The open-air concert which followed the parade included performances from the aforementioned Páll Óskar and Fridrik Omar, as well as Sigga Beinteins, who has represented Iceland three times in the Eurovision Song Contest. At one point, her backing group included three other former contestants. There were also appearances from an Icelandic boy band, Blár Ópal and Thorunn Antonia, former lead-singer with Angl0-Icelandic electronica band Fields. Local favourite Helgi Björnsson sang and danced enthusiastically while wearing a short skirt; even as the rain continued to lash down on the audience, the impassioned jubilation of the spectators diminished not a single iota. It was truly heartwarming.
That evening, we made our way to Club Broadway, a venue in the Reykjavik suburbs, for the annual Pride Party. There, we were treated to yet another performance by Páll Óskar – the love for this man truly knows no bounds. He gave extremely polished renditions of some of his most famous tracks, including ‘International’, ‘Betra Líf’ and ‘Gordjöss’. Those present screamed, sang along, clapped, jumped and applauded merrily. Afterwards, there was drinking and dancing galore before we made our way back into central Reykjavik at 3am to sample more of the local nightlife.

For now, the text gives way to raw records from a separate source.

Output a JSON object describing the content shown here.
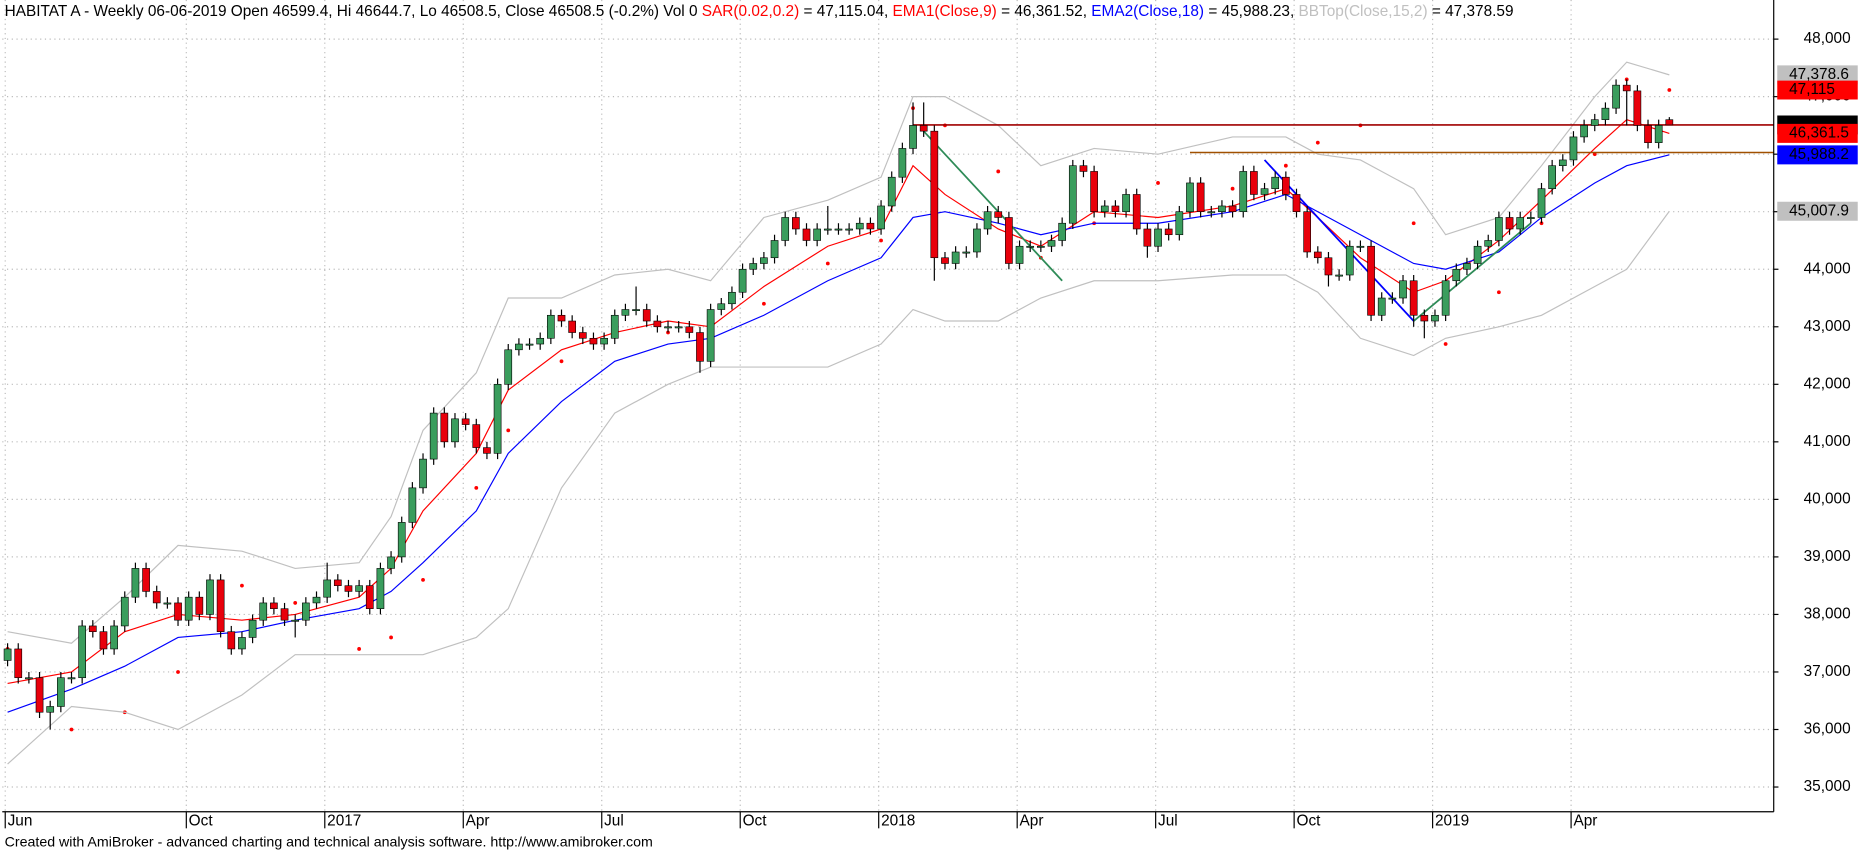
{
  "chart_data": {
    "type": "candlestick",
    "title": "HABITAT A - Weekly 06-06-2019 Open 46599.4, Hi 46644.7, Lo 46508.5, Close 46508.5 (-0.2%) Vol 0 ",
    "footer": "Created with AmiBroker - advanced charting and technical analysis software. http://www.amibroker.com",
    "up_color": "#3a9d5d",
    "down_color": "#e8000b",
    "categories": [
      "Jun",
      null,
      null,
      null,
      null,
      null,
      null,
      null,
      null,
      null,
      null,
      null,
      null,
      null,
      null,
      null,
      null,
      "Oct",
      null,
      null,
      null,
      null,
      null,
      null,
      null,
      null,
      null,
      null,
      null,
      null,
      "2017",
      null,
      null,
      null,
      null,
      null,
      null,
      null,
      null,
      null,
      null,
      null,
      null,
      "Apr",
      null,
      null,
      null,
      null,
      null,
      null,
      null,
      null,
      null,
      null,
      null,
      null,
      "Jul",
      null,
      null,
      null,
      null,
      null,
      null,
      null,
      null,
      null,
      null,
      null,
      null,
      "Oct",
      null,
      null,
      null,
      null,
      null,
      null,
      null,
      null,
      null,
      null,
      null,
      null,
      "2018",
      null,
      null,
      null,
      null,
      null,
      null,
      null,
      null,
      null,
      null,
      null,
      null,
      "Apr",
      null,
      null,
      null,
      null,
      null,
      null,
      null,
      null,
      null,
      null,
      null,
      null,
      "Jul",
      null,
      null,
      null,
      null,
      null,
      null,
      null,
      null,
      null,
      null,
      null,
      null,
      "Oct",
      null,
      null,
      null,
      null,
      null,
      null,
      null,
      null,
      null,
      null,
      null,
      null,
      "2019",
      null,
      null,
      null,
      null,
      null,
      null,
      null,
      null,
      null,
      null,
      null,
      null,
      "Apr",
      null,
      null,
      null,
      null,
      null,
      null,
      null,
      null,
      null
    ],
    "open": [
      37200,
      37400,
      36900,
      36900,
      36300,
      36400,
      36900,
      36900,
      37800,
      37700,
      37400,
      37800,
      38300,
      38800,
      38400,
      38200,
      38200,
      37900,
      38300,
      38000,
      38600,
      37700,
      37400,
      37600,
      37900,
      38200,
      38100,
      37900,
      37900,
      38200,
      38300,
      38600,
      38500,
      38400,
      38500,
      38100,
      38800,
      39000,
      39600,
      40200,
      40700,
      41500,
      41000,
      41400,
      41300,
      40900,
      40800,
      42000,
      42600,
      42700,
      42700,
      42800,
      43200,
      43100,
      42900,
      42800,
      42700,
      42800,
      43200,
      43300,
      43300,
      43100,
      43000,
      43000,
      43000,
      42900,
      42400,
      43300,
      43400,
      43600,
      44000,
      44100,
      44200,
      44500,
      44900,
      44700,
      44500,
      44700,
      44700,
      44700,
      44700,
      44800,
      44700,
      45100,
      45600,
      46100,
      46500,
      46400,
      44200,
      44100,
      44300,
      44300,
      44700,
      45000,
      44900,
      44100,
      44400,
      44400,
      44400,
      44500,
      44800,
      45800,
      45700,
      45000,
      45100,
      45000,
      45300,
      44700,
      44400,
      44700,
      44600,
      45000,
      45500,
      45000,
      45000,
      45100,
      45000,
      45700,
      45300,
      45400,
      45600,
      45300,
      45000,
      44300,
      44200,
      43900,
      43900,
      44400,
      44400,
      43200,
      43500,
      43500,
      43800,
      43200,
      43100,
      43200,
      43800,
      44000,
      44100,
      44400,
      44500,
      44900,
      44700,
      44900,
      44900,
      45400,
      45800,
      45900,
      46300,
      46500,
      46600,
      46800,
      47200,
      47100,
      46500,
      46200,
      46599.4
    ],
    "high": [
      37500,
      37500,
      37000,
      37000,
      36500,
      37000,
      37000,
      37900,
      37900,
      37800,
      37900,
      38400,
      38900,
      38900,
      38500,
      38300,
      38300,
      38400,
      38400,
      38700,
      38700,
      37800,
      37700,
      38000,
      38300,
      38300,
      38200,
      38000,
      38300,
      38400,
      38900,
      38700,
      38600,
      38600,
      38600,
      38900,
      39100,
      39700,
      40300,
      40800,
      41600,
      41600,
      41500,
      41500,
      41400,
      41000,
      42100,
      42700,
      42800,
      42800,
      42900,
      43300,
      43300,
      43200,
      43000,
      42900,
      42900,
      43300,
      43400,
      43700,
      43400,
      43200,
      43100,
      43100,
      43100,
      43000,
      43400,
      43500,
      43700,
      44100,
      44200,
      44300,
      44600,
      45000,
      45000,
      44800,
      44800,
      45100,
      44800,
      44800,
      44900,
      44900,
      45200,
      45700,
      46200,
      46900,
      46900,
      46500,
      44300,
      44400,
      44400,
      44800,
      45100,
      45100,
      45000,
      44500,
      44500,
      44500,
      44600,
      44900,
      45900,
      45900,
      45800,
      45200,
      45200,
      45400,
      45400,
      44800,
      44800,
      44800,
      45100,
      45600,
      45600,
      45100,
      45200,
      45200,
      45800,
      45800,
      45500,
      45700,
      45700,
      45400,
      45100,
      44400,
      44300,
      44000,
      44500,
      44500,
      44500,
      43600,
      43600,
      43900,
      43900,
      43300,
      43300,
      43900,
      44100,
      44200,
      44500,
      44600,
      45000,
      45000,
      45000,
      45000,
      45500,
      45900,
      46000,
      46400,
      46600,
      46700,
      46900,
      47300,
      47300,
      47200,
      46600,
      46600,
      46644.7
    ],
    "low": [
      37100,
      36800,
      36800,
      36200,
      36000,
      36300,
      36800,
      36800,
      37600,
      37300,
      37300,
      37700,
      38200,
      38300,
      38100,
      38100,
      37800,
      37800,
      37900,
      37900,
      37600,
      37300,
      37300,
      37500,
      37800,
      38000,
      37800,
      37600,
      37800,
      38100,
      38200,
      38400,
      38300,
      38300,
      38000,
      38000,
      38700,
      38900,
      39500,
      40100,
      40600,
      40900,
      40900,
      41200,
      40800,
      40700,
      40700,
      41900,
      42500,
      42600,
      42600,
      42700,
      43000,
      42800,
      42700,
      42600,
      42600,
      42700,
      43100,
      43200,
      43000,
      42900,
      42900,
      42900,
      42800,
      42200,
      42300,
      43200,
      43300,
      43500,
      43900,
      44000,
      44100,
      44400,
      44600,
      44400,
      44400,
      44600,
      44600,
      44600,
      44600,
      44600,
      44600,
      45000,
      45500,
      46000,
      46300,
      43800,
      44000,
      44000,
      44200,
      44200,
      44600,
      44800,
      44000,
      44000,
      44300,
      44300,
      44300,
      44400,
      44700,
      45600,
      44900,
      44900,
      44900,
      44900,
      44600,
      44200,
      44300,
      44500,
      44500,
      44900,
      44900,
      44900,
      44900,
      44900,
      44900,
      45200,
      45200,
      45300,
      45200,
      44900,
      44200,
      44100,
      43700,
      43800,
      43800,
      44300,
      43100,
      43100,
      43400,
      43400,
      43000,
      42800,
      43000,
      43100,
      43700,
      43900,
      44000,
      44300,
      44400,
      44600,
      44600,
      44800,
      44800,
      45300,
      45700,
      45800,
      46200,
      46400,
      46500,
      46700,
      46500,
      46400,
      46100,
      46100,
      46508.5
    ],
    "close": [
      37400,
      36900,
      36900,
      36300,
      36400,
      36900,
      36900,
      37800,
      37700,
      37400,
      37800,
      38300,
      38800,
      38400,
      38200,
      38200,
      37900,
      38300,
      38000,
      38600,
      37700,
      37400,
      37600,
      37900,
      38200,
      38100,
      37900,
      37900,
      38200,
      38300,
      38600,
      38500,
      38400,
      38500,
      38100,
      38800,
      39000,
      39600,
      40200,
      40700,
      41500,
      41000,
      41400,
      41300,
      40900,
      40800,
      42000,
      42600,
      42700,
      42700,
      42800,
      43200,
      43100,
      42900,
      42800,
      42700,
      42800,
      43200,
      43300,
      43300,
      43100,
      43000,
      43000,
      43000,
      42900,
      42400,
      43300,
      43400,
      43600,
      44000,
      44100,
      44200,
      44500,
      44900,
      44700,
      44500,
      44700,
      44700,
      44700,
      44700,
      44800,
      44700,
      45100,
      45600,
      46100,
      46500,
      46400,
      44200,
      44100,
      44300,
      44300,
      44700,
      45000,
      44900,
      44100,
      44400,
      44400,
      44400,
      44500,
      44800,
      45800,
      45700,
      45000,
      45100,
      45000,
      45300,
      44700,
      44400,
      44700,
      44600,
      45000,
      45500,
      45000,
      45000,
      45100,
      45000,
      45700,
      45300,
      45400,
      45600,
      45300,
      45000,
      44300,
      44200,
      43900,
      43900,
      44400,
      44400,
      43200,
      43500,
      43500,
      43800,
      43200,
      43100,
      43200,
      43800,
      44000,
      44100,
      44400,
      44500,
      44900,
      44700,
      44900,
      44900,
      45400,
      45800,
      45900,
      46300,
      46500,
      46600,
      46800,
      47200,
      47100,
      46500,
      46200,
      46500,
      46508.5
    ],
    "series": [
      {
        "name": "SAR(0.02,0.2)",
        "readout": " = 47,115.04, ",
        "color": "#ff0000",
        "style": "dots",
        "x": [
          0,
          6,
          11,
          16,
          22,
          27,
          33,
          36,
          39,
          44,
          47,
          52,
          57,
          62,
          66,
          71,
          77,
          82,
          85,
          88,
          93,
          97,
          102,
          108,
          115,
          120,
          123,
          127,
          132,
          135,
          140,
          144,
          149,
          152,
          156
        ],
        "values": [
          37400,
          36000,
          36300,
          37000,
          38500,
          38200,
          37400,
          37600,
          38600,
          40200,
          41200,
          42400,
          43000,
          42900,
          42500,
          43400,
          44100,
          44500,
          46800,
          46500,
          45700,
          44200,
          44800,
          45500,
          45400,
          45800,
          46200,
          46500,
          44800,
          42700,
          43600,
          44800,
          46000,
          47300,
          47115.04
        ]
      },
      {
        "name": "EMA1(Close,9)",
        "readout": " = 46,361.52, ",
        "color": "#ff0000",
        "style": "line",
        "x": [
          0,
          6,
          11,
          16,
          22,
          27,
          33,
          36,
          39,
          44,
          47,
          52,
          57,
          62,
          66,
          71,
          77,
          82,
          85,
          88,
          93,
          97,
          102,
          108,
          115,
          120,
          123,
          127,
          132,
          135,
          140,
          144,
          149,
          152,
          156
        ],
        "values": [
          36800,
          37000,
          37700,
          38000,
          37900,
          38000,
          38300,
          38800,
          39800,
          40800,
          41900,
          42600,
          42900,
          43100,
          43000,
          43700,
          44400,
          44700,
          45800,
          45300,
          44700,
          44400,
          45000,
          44900,
          45100,
          45400,
          44900,
          44200,
          43600,
          43800,
          44500,
          45200,
          46100,
          46600,
          46361.52
        ]
      },
      {
        "name": "EMA2(Close,18)",
        "readout": " = 45,988.23, ",
        "color": "#0000ff",
        "style": "line",
        "x": [
          0,
          6,
          11,
          16,
          22,
          27,
          33,
          36,
          39,
          44,
          47,
          52,
          57,
          62,
          66,
          71,
          77,
          82,
          85,
          88,
          93,
          97,
          102,
          108,
          115,
          120,
          123,
          127,
          132,
          135,
          140,
          144,
          149,
          152,
          156
        ],
        "values": [
          36300,
          36700,
          37100,
          37600,
          37700,
          37900,
          38100,
          38400,
          38900,
          39800,
          40800,
          41700,
          42400,
          42700,
          42800,
          43200,
          43800,
          44200,
          44900,
          45000,
          44800,
          44600,
          44800,
          44800,
          45000,
          45300,
          45000,
          44600,
          44100,
          44000,
          44300,
          44900,
          45500,
          45800,
          45988.23
        ]
      },
      {
        "name": "BBTop(Close,15,2)",
        "readout": " = 47,378.59",
        "color": "#c0c0c0",
        "style": "line",
        "x": [
          0,
          6,
          11,
          16,
          22,
          27,
          33,
          36,
          39,
          44,
          47,
          52,
          57,
          62,
          66,
          71,
          77,
          82,
          85,
          88,
          93,
          97,
          102,
          108,
          115,
          120,
          123,
          127,
          132,
          135,
          140,
          144,
          149,
          152,
          156
        ],
        "values": [
          37700,
          37500,
          38300,
          39200,
          39100,
          38800,
          38900,
          39700,
          41200,
          42200,
          43500,
          43500,
          43900,
          44000,
          43800,
          44900,
          45200,
          45600,
          47000,
          47000,
          46500,
          45800,
          46100,
          46000,
          46300,
          46300,
          46000,
          45900,
          45400,
          44600,
          44900,
          45800,
          47000,
          47600,
          47378.6
        ]
      },
      {
        "color": "#c0c0c0",
        "style": "line",
        "x": [
          0,
          6,
          11,
          16,
          22,
          27,
          33,
          36,
          39,
          44,
          47,
          52,
          57,
          62,
          66,
          71,
          77,
          82,
          85,
          88,
          93,
          97,
          102,
          108,
          115,
          120,
          123,
          127,
          132,
          135,
          140,
          144,
          149,
          152,
          156
        ],
        "values": [
          35400,
          36400,
          36300,
          36000,
          36600,
          37300,
          37300,
          37300,
          37300,
          37600,
          38100,
          40200,
          41500,
          42000,
          42300,
          42300,
          42300,
          42700,
          43300,
          43100,
          43100,
          43500,
          43800,
          43800,
          43900,
          43900,
          43600,
          42800,
          42500,
          42800,
          43000,
          43200,
          43700,
          44000,
          45007.9
        ]
      }
    ],
    "trendlines": [
      {
        "x": [
          86,
          99
        ],
        "values": [
          46400,
          43800
        ],
        "color": "#2e8b57"
      },
      {
        "x": [
          118,
          132
        ],
        "values": [
          45900,
          43100
        ],
        "color": "#0000ff"
      },
      {
        "x": [
          132,
          143
        ],
        "values": [
          43100,
          44800
        ],
        "color": "#2e8b57"
      }
    ],
    "levels": [
      {
        "from": 85,
        "value": 46508.5,
        "color": "#a00000"
      },
      {
        "from": 111,
        "value": 46030,
        "color": "#a05000"
      }
    ],
    "price_labels": [
      {
        "value": 47378.6,
        "label": "47,378.6",
        "color": "#c0c0c0",
        "text_color": "#000000"
      },
      {
        "value": 47115,
        "label": "47,115",
        "color": "#ff0000",
        "text_color": "#000000"
      },
      {
        "value": 46508.5,
        "label": "46,508.5",
        "color": "#000000",
        "text_color": "#ffffff"
      },
      {
        "value": 46361.5,
        "label": "46,361.5",
        "color": "#ff0000",
        "text_color": "#ffffff"
      },
      {
        "value": 45988.2,
        "label": "45,988.2",
        "color": "#0000ff",
        "text_color": "#ffffff"
      },
      {
        "value": 45007.9,
        "label": "45,007.9",
        "color": "#c0c0c0",
        "text_color": "#000000"
      }
    ],
    "xlim": [
      -0.5,
      165.8
    ],
    "ylim": [
      34570,
      48680
    ],
    "yticks": [
      {
        "value": 35000,
        "label": "35,000"
      },
      {
        "value": 36000,
        "label": "36,000"
      },
      {
        "value": 37000,
        "label": "37,000"
      },
      {
        "value": 38000,
        "label": "38,000"
      },
      {
        "value": 39000,
        "label": "39,000"
      },
      {
        "value": 40000,
        "label": "40,000"
      },
      {
        "value": 41000,
        "label": "41,000"
      },
      {
        "value": 42000,
        "label": "42,000"
      },
      {
        "value": 43000,
        "label": "43,000"
      },
      {
        "value": 44000,
        "label": "44,000"
      },
      {
        "value": 45000,
        "label": "45,000"
      },
      {
        "value": 46000,
        "label": "46,000"
      },
      {
        "value": 47000,
        "label": "47,000"
      },
      {
        "value": 48000,
        "label": "48,000"
      }
    ],
    "grid": true
  }
}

What really struck us about Reykjavik Gay Pride 2012 were two elements: first, the sheer diversity of what was on offer during the five-day festival, there truly was something for everyone. From literary walks to photographic exhibitions to a family festival on a nearby island, it became clear to us very quickly that Pride as a concept is interpreted far more widely in Iceland than in many other countries. This is a truly inclusive event, celebrating all that is great about Iceland’s LGBTQ community and beyond. Second, this inclusivity means that the events are attended by a vast spectrum of people. Nowhere was this more evident than at the Pride Parade, at which local celebrities, gay and straight, as well as babies, toddlers, teenagers, parents, grandparents, disabled people – you name it – came together in the pouring rain to show their commitment to and belief in equality for all. Watch and learn, world. This is how it is done. Right here, in the northernmost capital city on the planet.